Transparenz und Beteiligung...

von Tobias Kast am 10.12.2024 um 16:58 Uhr

...ist ein Motor für Engagement, Commitment und damit einen Ideen-Wettbewerb (dafür ist besonders die Transparenz sehr wichtig) - letzten Endes ein Wir-Gefühl.

Ein Wir-Gefühl schafft Lust aufs mitmachen und damit potentiell berufspolitischen Nachwuchs.

Diese Grundzutaten unterstützen die Basis-/Graswurzel-Arbeit, die aktuell durch Existenz-Ängste befeuert an der einen oder anderen Ecke aufblitzt und die es über die Krise hinaus zu erhalten gilt.

Zur Transparenz; Ja - es steht Vieles 'irgendwo' (aber sehr vieles auch nicht...).
Wer den Gedanken hat 'da müssen die Leute eben mehr gucken und suchen' sollte sich darüber klar sein, dass einem Wahlkämpfer in den anstehenden Bundestagswahlen diese Antwort sicher übel genommen werden würde.
Es ist die Antwort von jemandem der davon ausgeht, dass es sowieso zu wenig Kandidaten für eine Wahl geben wird. Und wenn es keine Wahl gibt, was befeuert dann eine Auseinandersetzung mit Ideen und Konzepte?
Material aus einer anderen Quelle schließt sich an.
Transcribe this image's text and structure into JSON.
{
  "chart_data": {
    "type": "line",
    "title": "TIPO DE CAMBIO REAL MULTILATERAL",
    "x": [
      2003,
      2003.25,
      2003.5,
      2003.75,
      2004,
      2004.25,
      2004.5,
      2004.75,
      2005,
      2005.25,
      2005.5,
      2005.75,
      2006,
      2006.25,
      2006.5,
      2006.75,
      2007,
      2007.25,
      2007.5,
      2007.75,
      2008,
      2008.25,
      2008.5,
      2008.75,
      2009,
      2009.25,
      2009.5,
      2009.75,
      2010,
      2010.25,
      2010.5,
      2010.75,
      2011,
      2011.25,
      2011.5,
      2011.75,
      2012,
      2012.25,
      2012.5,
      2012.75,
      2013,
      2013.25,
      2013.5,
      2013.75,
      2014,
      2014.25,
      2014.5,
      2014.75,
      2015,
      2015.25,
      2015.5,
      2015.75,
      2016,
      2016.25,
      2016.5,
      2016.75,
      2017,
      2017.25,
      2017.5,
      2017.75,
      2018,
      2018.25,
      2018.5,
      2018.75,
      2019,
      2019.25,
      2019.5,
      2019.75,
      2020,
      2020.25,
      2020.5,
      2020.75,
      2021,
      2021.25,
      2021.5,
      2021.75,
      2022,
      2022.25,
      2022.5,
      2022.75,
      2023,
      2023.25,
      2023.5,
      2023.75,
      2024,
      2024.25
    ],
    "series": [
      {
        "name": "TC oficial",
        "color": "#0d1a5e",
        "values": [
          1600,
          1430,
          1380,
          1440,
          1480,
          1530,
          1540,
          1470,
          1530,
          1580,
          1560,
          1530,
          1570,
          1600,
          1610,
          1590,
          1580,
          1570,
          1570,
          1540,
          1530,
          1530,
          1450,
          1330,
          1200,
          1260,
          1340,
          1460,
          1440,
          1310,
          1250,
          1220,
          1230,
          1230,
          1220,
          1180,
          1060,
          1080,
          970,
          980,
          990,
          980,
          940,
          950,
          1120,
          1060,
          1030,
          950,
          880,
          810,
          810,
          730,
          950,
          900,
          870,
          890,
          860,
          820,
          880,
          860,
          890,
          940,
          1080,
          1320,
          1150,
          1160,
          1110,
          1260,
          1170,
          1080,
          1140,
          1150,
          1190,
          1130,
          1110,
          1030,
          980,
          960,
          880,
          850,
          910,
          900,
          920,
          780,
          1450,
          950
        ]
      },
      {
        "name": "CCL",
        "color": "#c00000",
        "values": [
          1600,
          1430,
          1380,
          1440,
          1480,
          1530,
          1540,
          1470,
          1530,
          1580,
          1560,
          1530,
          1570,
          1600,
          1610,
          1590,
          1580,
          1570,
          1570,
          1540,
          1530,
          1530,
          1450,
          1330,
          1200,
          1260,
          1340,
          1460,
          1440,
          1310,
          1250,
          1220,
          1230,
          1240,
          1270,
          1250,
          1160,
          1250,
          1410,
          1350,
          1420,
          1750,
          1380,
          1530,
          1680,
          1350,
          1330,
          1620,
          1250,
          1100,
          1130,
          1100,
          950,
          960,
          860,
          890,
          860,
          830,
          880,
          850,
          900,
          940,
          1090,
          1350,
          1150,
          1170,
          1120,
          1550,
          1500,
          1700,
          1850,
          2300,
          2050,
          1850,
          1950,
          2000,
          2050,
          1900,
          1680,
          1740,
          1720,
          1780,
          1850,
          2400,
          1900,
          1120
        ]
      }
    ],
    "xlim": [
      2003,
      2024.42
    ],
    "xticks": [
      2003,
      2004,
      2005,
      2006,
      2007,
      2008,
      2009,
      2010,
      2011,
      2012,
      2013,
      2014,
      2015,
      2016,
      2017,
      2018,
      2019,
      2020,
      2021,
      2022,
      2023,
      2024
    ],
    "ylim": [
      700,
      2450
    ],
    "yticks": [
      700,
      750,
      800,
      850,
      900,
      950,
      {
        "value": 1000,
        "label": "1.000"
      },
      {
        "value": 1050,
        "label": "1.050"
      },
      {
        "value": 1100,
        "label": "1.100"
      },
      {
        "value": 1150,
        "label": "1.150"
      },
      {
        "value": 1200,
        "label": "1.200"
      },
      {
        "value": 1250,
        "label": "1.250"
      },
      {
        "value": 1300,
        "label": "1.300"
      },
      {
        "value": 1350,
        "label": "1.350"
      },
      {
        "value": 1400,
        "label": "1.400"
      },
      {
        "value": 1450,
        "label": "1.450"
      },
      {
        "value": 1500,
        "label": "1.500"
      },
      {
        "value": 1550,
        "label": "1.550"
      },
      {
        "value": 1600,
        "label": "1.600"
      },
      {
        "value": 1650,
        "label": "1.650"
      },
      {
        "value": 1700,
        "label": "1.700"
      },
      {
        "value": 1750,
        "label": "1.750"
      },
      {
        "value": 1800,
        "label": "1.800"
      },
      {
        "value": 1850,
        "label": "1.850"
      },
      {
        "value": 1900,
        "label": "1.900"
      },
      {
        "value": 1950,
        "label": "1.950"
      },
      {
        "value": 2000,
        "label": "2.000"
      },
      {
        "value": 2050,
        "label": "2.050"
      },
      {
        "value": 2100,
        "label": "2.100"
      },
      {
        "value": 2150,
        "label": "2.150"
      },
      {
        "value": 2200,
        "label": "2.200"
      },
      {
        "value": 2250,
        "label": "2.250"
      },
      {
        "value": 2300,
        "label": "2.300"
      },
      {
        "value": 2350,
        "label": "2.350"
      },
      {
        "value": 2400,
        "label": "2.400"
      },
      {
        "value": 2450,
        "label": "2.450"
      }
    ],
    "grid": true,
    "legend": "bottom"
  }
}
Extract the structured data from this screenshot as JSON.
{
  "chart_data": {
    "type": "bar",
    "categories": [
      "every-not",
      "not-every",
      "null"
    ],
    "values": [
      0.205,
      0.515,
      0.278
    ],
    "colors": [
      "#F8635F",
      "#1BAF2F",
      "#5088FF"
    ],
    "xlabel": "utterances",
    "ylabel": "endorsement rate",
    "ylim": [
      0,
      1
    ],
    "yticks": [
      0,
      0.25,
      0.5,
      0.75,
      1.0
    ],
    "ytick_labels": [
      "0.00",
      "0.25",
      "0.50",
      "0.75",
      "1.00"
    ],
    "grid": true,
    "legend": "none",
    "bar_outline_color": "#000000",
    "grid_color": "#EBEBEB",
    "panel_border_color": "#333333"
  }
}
Ich glaube wir brauchen 'mehr'.
Mehr Transparenz, mehr Beteiligung, mehr Ideen, mehr Commitment, mehr Engagement, mehr Diskurs und Auseinandersetzung mit Ideen - mehr 'Wir' von mehr Apothekern und mehr Nachwuchs-Apothekern jedweden Hintergrunds und jedweder Identität.

Ich glaube eine größere Rolle für den DAT würde diesem Gedanken gut tun und eine kleinere schaden.

PS:
Und die öffentlichen Apotheken brauchen MEHR Honorar.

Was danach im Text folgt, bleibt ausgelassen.